Many other articles and at least one book have been written about how the American government and telecom regulators seem to have no right to ask the Telecom Industry to do much of anything. Telecom expert, Bruce Kushnick has written A LOT about that.
Even before Spalding began working on his report, the telecom companies were rolling out what they were calling their new 5G services in test markets around the country.
Activist Post has reported about 5G “rollouts” before. Many Americans have been fighting this in their communities. (See also 1, 2, 3, 4, 5, 6, 7, 8, 9, 10)
Last summer, New Yorkers reported becoming sick after 5G was installed. Their pets were sick too. Some were putting their homes up for sale. Last year, the first 5G court case was won in England but not after it had been installed, people became sick, and some women delivered stillborn babies.
As the Clemson University professor Thomas Hazlett told me, “This is just the transitional part. You have various experiments, you do trial in the market, and various deployments take place that lay a pathway to something that will be truly distinguishable from the old systems.”
It sounds like Professor Hazlett is saying that telecom companies are allowed to perform various experiments on the American people – regardless of the risks. Unfortunately, experiments on the American people aren’t new and the apologies always seem to be too little, too late.
In the meantime, the carriers jockeyed for position. A lawsuit brought by Sprint and T-Mobile, which was settled on Monday, claimed that A.T. & T.’s 5GE service, where “E” stands for “evolution,” was just 4G by another name.
Just part of the experiment…
Spalding describes more greed-driven behavior by the Telecom Industry and Federal Communications Commission (FCC) chairman Ajit Pai, which seems to have led to Spalding being canned from his job. The “Race for 5G” then continued without his interference.
Huawei, a Chinese manufacturer, is currently the global leader in 5G technology and has been accused by many sources of being a conduit to Chinese intelligence.
In an op-ed in the Washington Post, the Republican senators Tom Cotton, of Arkansas, and John Cornyn, of Texas, characterized the company, which is funded with subsidies from the Chinese government, as a Trojan horse that could “give China effective control of the digital commanding heights.”

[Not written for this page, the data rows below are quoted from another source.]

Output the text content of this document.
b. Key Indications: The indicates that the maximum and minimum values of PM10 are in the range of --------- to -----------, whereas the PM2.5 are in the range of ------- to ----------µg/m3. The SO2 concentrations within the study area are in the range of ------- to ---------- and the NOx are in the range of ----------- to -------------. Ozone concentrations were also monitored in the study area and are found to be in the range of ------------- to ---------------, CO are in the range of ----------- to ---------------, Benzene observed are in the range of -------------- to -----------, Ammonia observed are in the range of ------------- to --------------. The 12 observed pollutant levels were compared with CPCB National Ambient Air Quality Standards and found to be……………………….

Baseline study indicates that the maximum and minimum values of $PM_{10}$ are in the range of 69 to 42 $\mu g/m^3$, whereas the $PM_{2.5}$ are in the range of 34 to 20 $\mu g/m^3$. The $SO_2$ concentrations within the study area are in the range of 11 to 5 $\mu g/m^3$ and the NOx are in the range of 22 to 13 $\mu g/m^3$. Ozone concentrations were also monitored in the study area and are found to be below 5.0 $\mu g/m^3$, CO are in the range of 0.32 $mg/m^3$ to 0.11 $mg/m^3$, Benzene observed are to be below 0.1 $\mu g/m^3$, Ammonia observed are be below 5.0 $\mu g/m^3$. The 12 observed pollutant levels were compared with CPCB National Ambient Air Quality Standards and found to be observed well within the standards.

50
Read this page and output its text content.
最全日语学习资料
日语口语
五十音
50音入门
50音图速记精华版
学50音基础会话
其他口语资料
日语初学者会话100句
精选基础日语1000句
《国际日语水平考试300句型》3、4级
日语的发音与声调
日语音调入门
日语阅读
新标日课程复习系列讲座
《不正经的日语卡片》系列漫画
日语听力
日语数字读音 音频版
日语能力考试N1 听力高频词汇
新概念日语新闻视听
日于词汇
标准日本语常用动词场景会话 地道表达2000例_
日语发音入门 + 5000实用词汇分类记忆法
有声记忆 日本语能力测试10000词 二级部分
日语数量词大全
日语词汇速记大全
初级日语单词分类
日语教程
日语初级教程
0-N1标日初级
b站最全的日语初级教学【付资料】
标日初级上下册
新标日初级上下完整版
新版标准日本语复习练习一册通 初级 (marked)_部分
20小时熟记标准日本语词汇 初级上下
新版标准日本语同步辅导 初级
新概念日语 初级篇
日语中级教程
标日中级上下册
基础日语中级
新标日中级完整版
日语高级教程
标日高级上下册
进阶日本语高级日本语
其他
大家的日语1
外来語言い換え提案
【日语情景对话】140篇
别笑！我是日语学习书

The Times of London reported that the C.I.A. has evidence that Huawei has taken money from the P.L.A., as well as from branches of the Chinese intelligence service. Australia, Japan, and New Zealand have joined with the United States in banning Huawei hardware from their networks. So far, though, the Trump Administration’s campaign to shut out Huawei is finding limited traction.
Freaking out yet?
Huawei equipment is cheaper than its Western rivals and, in the estimation of researchers at the Defensive Innovation Board (DIB), which advises the Secretary of Defense on new technologies, in many cases, it is superior.
I feel sick. Regardless, banning Huawei won’t secure the networks anyway.
Even in the absence of Huawei equipment, systems still may rely on software developed in China, and software can be reprogrammed remotely by malicious actors. And every device connected to the fifth-generation Internet will likely remain susceptible to hacking.